- Born: 9 September 1930 Skrylevo, Moscow Oblast, RSFSR, USSR (now in Tver Oblast, Russia)
- Died: 14 June 2011 (aged 80) Alyokhnovo, Istrinsky District, Moscow Oblast, Russia
- Children: Sergei Vinogradov
- Writing career
- Language: Russian language

= Aleksandr Vinogradov (writer) =

Aleksandr Aleksandrovich Vinogradov (Алекса́ндр Алекса́ндрович Виногра́дов; September 9, 1930 – June 14, 2011) was a Soviet and Russian journalist and writer. He was the editor-in-chief and director of the Detskaya Literatura publishing house.

==Early life==
Aleksandr Vinogradov was born in 1930 in Skrylevo, then a village in Moscow Oblast (now in Tver Oblast). In 1935 he supercooled his ears and had to go through an operation, as a result of which, however, he was able to keep his hearing. His younger cousin Dmitry (born 1931), who had also supercooled his ears, was unable to survive the operation and died. He soon moved to Leningrad where he went to school. However, in 1941, after the city had been surrounded by the German army, he managed to escape with his mother and sisters. His father, Aleksandr, stayed and died from hunger in early 1942. Aleksandr Jr. returned to his village, which became part of the newly formed Kalinin Oblast. During the war he worked at a kolkhoz called the Dawn of the Communes (Zarya Kommun). After the end of the war, he resumed his studies at school but had to take a sabbatical in 1947, when he got sick with tuberculosis. However, he was able to survive the life-threatening disease and came back to school.

==Professional career==
In 1950 Aleksandr Vinogradov entered the journalism faculty of the Leningrad State University. Upon graduation in 1955, he became a correspondent for the Red Kurgan (Krasnyy Kurgan) newspaper and moved to Kurgan. In 1957 he became an editor for the Young Leninets (Molodoy Leninets) newspaper. In 1959 he had his first trip abroad to China.

In 1960 Aleksandr Vinogradov was transferred to Moscow. He became an instructor in the propaganda and campaigning department of the Komsomol. In 1962 he became deputy editor of the Komsomol life department for the Komsomolskaya Pravda daily. In 1963 he was appointed editor of the Our relatives (Nashy rodnye) department of the Vokrug Sveta magazine. This department was responsible for animal stories. In 1964 he became editor-in-chief of the Young Naturalist (Yunyy Naturalist) magazine. At the same time, he began writing stories, mostly describing his foreign trips and the impressions he got from visiting the different countries, such as the United States (Rock and Roll on the Knees), China (On the Shore of the Mighty Yangtze), Japan (The Bitter Smile of the Samurai), Mexico (Aztecs: The 20th Century).

In January 1975 Aleksandr Vinogradov became editor-in-chief of the Children's Literature magazine, a publishing house specializing in editing and printing works of literature for children from around the world. The Library of world literature for children was published under Vinogradov's directorship. In 1982 he became the magazine's director. In the meantime, he continued writing and moved on to more psychologically complex novels, that dealt with the issue of death and life values.
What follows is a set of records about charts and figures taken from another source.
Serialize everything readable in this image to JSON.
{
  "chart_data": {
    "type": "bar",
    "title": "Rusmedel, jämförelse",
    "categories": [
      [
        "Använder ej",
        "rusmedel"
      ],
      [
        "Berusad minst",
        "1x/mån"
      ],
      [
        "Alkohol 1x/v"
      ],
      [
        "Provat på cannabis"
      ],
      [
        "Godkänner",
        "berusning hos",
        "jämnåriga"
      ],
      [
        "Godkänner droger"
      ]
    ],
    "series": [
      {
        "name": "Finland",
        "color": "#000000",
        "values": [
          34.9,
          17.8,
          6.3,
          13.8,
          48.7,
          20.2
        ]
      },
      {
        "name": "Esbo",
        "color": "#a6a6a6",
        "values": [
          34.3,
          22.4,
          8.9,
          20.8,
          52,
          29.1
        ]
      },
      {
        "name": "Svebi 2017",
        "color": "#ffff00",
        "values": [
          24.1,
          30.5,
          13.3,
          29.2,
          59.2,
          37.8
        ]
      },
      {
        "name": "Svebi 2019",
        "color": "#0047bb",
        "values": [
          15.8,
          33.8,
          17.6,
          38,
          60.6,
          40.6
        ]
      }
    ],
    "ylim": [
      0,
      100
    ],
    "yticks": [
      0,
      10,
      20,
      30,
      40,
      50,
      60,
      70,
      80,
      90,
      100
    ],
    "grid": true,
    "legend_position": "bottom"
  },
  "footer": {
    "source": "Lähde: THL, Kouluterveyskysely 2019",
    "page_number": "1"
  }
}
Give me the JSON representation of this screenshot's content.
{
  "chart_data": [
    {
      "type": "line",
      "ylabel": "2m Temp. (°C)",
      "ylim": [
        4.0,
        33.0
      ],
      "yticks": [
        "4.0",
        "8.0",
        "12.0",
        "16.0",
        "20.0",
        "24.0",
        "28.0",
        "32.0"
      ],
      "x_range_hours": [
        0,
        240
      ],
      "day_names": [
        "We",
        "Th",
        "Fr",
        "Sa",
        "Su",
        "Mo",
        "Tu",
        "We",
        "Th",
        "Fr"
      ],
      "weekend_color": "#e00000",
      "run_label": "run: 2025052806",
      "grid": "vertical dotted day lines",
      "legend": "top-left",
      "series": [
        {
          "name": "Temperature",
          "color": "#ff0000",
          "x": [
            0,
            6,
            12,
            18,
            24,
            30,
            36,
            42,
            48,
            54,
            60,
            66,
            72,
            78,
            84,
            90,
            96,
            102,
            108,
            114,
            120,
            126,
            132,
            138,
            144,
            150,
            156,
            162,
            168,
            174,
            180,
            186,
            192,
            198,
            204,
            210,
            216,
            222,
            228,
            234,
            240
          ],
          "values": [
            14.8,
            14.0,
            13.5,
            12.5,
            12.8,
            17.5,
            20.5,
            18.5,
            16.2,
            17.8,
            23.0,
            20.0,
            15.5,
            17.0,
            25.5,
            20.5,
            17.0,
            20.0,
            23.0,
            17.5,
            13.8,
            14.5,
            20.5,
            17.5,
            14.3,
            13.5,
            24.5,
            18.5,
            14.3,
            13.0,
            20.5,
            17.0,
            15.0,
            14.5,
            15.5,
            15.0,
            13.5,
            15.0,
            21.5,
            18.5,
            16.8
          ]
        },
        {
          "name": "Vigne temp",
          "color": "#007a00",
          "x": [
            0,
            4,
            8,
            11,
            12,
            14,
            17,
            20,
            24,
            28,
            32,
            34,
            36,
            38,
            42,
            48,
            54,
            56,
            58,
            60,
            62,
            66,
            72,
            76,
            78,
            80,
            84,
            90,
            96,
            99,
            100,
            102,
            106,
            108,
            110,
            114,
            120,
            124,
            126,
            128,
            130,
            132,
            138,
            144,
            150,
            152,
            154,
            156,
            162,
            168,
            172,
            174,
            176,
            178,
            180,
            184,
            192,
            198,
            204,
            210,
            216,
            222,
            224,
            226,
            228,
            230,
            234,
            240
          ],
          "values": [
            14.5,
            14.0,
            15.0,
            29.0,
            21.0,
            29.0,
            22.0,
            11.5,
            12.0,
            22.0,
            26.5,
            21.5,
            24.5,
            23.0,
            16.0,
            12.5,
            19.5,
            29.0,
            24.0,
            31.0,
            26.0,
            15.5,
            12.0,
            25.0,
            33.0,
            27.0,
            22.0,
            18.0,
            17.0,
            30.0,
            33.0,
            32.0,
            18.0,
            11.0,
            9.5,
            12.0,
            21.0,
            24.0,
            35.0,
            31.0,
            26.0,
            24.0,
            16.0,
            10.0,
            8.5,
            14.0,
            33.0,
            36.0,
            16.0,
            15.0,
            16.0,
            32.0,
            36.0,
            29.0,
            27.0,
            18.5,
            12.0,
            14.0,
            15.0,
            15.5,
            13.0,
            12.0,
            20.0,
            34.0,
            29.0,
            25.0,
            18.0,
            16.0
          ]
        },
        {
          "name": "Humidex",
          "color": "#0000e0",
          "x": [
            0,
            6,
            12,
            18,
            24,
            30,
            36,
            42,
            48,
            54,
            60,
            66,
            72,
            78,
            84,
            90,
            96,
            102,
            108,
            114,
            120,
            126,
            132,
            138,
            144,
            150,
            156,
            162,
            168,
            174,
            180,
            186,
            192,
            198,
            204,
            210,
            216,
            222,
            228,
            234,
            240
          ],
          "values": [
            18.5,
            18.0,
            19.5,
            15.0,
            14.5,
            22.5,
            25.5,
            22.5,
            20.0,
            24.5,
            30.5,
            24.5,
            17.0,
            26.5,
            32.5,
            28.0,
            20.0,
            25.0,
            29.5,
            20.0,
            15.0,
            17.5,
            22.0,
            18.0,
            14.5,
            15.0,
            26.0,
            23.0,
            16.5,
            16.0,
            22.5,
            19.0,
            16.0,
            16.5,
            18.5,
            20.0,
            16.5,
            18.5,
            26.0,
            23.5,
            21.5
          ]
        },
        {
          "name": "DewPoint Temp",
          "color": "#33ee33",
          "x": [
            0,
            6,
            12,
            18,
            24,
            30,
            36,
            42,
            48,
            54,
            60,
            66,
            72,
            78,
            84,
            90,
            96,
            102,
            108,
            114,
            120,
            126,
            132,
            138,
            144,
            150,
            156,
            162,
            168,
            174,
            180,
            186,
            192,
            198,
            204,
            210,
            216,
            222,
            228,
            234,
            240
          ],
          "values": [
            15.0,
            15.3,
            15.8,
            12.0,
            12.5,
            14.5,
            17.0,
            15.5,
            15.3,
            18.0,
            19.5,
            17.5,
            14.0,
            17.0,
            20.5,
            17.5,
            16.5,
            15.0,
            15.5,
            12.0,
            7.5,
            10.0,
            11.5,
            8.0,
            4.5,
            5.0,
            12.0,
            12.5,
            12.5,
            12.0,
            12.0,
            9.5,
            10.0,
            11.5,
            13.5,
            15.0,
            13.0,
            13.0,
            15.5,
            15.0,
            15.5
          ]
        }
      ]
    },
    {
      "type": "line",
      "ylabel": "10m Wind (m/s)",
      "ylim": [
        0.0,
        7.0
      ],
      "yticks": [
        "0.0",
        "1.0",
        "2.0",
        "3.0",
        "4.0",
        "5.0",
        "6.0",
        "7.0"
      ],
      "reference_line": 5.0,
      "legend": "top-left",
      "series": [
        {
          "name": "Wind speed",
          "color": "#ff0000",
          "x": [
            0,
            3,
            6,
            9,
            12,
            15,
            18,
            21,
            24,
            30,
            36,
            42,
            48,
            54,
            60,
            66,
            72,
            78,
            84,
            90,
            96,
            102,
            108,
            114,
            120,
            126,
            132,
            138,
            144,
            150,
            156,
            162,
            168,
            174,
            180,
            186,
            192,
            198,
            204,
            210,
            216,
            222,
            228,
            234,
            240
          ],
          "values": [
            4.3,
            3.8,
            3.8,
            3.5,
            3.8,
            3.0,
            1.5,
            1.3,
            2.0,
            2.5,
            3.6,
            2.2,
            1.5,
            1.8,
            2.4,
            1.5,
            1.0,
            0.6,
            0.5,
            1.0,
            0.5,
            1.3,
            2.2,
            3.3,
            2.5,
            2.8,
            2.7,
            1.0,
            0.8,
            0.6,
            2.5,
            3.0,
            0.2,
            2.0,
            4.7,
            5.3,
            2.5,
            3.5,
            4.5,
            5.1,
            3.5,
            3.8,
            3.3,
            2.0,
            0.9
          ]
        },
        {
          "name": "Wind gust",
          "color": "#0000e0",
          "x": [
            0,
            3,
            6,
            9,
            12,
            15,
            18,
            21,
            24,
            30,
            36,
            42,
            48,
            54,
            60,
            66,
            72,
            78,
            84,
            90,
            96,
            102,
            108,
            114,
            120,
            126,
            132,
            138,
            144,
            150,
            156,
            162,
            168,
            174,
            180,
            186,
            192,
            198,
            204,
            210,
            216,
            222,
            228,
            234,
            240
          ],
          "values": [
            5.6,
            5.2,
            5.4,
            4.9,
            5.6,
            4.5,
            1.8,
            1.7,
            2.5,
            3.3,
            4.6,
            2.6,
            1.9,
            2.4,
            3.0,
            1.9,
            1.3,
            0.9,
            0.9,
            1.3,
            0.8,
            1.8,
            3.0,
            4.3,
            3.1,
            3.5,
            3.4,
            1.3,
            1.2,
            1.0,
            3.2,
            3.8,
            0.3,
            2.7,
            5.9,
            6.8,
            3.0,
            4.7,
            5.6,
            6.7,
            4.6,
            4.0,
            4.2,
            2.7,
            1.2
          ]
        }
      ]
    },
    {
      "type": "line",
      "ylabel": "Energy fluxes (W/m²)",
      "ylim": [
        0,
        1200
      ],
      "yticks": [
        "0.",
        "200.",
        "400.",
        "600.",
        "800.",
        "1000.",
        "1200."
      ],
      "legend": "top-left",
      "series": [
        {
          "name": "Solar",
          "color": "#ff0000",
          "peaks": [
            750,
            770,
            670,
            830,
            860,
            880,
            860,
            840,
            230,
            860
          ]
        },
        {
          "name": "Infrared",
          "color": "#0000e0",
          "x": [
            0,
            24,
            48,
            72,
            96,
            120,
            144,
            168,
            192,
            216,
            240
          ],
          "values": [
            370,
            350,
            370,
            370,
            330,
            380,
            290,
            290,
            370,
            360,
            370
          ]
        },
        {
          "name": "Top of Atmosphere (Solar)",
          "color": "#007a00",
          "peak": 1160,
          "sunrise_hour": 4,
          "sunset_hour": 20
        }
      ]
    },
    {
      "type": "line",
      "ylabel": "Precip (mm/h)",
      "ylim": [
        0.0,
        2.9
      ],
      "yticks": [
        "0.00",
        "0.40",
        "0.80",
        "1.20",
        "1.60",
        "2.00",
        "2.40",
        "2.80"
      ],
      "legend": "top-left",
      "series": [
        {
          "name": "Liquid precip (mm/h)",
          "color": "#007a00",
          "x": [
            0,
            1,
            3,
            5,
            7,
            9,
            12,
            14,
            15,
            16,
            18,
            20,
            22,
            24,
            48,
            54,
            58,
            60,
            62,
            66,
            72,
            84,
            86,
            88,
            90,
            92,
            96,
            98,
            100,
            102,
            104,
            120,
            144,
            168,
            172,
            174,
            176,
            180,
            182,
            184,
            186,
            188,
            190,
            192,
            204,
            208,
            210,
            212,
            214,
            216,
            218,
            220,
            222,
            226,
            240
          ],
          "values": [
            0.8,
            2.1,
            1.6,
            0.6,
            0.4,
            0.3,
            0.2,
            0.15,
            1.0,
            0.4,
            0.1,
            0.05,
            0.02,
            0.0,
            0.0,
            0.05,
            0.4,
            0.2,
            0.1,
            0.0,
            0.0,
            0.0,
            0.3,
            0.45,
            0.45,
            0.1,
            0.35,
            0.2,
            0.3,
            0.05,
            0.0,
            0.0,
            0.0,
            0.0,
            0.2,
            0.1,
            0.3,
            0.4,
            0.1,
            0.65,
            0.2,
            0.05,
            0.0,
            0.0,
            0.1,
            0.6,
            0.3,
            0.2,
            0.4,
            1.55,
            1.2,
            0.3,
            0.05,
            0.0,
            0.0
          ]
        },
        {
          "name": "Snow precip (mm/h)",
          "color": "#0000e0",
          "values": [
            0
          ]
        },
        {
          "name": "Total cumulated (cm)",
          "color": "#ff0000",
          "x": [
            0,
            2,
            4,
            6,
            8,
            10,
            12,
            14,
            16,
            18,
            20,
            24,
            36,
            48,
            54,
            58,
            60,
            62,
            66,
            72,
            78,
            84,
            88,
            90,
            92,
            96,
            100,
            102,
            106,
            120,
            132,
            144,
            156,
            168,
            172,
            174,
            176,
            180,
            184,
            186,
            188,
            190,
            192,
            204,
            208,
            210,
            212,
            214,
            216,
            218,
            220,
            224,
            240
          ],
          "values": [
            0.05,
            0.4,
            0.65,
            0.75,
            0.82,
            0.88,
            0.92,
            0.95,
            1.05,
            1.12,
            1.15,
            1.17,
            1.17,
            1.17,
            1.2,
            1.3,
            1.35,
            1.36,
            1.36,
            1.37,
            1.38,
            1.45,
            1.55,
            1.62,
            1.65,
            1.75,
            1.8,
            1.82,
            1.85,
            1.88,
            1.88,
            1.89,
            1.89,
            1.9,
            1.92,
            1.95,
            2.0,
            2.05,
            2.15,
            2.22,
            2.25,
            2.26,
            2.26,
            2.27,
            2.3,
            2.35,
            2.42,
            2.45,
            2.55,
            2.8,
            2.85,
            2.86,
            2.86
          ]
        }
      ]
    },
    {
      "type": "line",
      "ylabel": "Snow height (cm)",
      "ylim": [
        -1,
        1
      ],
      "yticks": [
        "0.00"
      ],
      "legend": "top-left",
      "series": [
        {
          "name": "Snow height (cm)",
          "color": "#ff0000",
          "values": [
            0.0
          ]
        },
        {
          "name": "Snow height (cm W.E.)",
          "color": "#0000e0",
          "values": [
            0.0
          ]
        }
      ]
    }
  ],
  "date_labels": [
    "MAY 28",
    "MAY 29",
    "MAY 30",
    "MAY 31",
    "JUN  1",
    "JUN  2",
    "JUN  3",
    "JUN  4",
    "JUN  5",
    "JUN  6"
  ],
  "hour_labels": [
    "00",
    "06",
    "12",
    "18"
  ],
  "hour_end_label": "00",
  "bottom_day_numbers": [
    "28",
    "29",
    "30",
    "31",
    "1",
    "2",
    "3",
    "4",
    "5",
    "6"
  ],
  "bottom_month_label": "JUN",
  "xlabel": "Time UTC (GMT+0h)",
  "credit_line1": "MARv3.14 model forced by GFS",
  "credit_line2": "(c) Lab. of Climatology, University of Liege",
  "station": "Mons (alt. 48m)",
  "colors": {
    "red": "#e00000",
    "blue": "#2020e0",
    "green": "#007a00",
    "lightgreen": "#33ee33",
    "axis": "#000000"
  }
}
It was at this time that his most famous works, At the End of the Alley (V Kontse Allei) and The Unsheathed Saber (Sablya bez Nozhen) were published. In 1984, however, Vinogradov was forced to take a break from work after suffering a heart attack. In 1985 he was transferred to the Raduga publishing house, where he took the position of deputy editor-in-chief. He retired in October 1991.

Vinogradov continued writing in the 1990s and published the stories The Misfire (Osechka) in 2001 and The Murdered Daylights (Ubityye Rassvety) in 2005.

==Personal life==
Aleksandr Vinogradov was married twice. In 1951 he married Nellya Danilova, but got divorced within a year. His second marriage proved to be much longer. In 1956 he married Elvira Belinina with whom he stayed together until his death. He had one child, born in 1958.

==Illness and death==
In December 2001 Aleksandr Vinogradov suffered a stroke which had little immediate consequences, with his eyesight and balance only slightly affected. However, he soon began to develop a glaucoma on the retina of his right eye, hampering his ability to see and write. In the late 2000s he started to develop brain ischemia, leading to problems with memory, judgment and gait. Possibly affected by his son's death, his condition severely worsened in May 2011, when he became unable to stand and started experienced hallucinations. He was placed in a hospital, but that only provided temporary relief and upon discharge, his range of debilitating symptoms returned. He died on June 14, 2011, at his dacha in the village of Alyokhnovo in the Istrinsky District of Moscow Oblast, where he was being taken care of by his wife. A burial ceremony took place on June 16, 2011, and he was cremated soon afterwards. His funerary urn was placed into the crematorium wall of Troyekurovskoye Cemetery.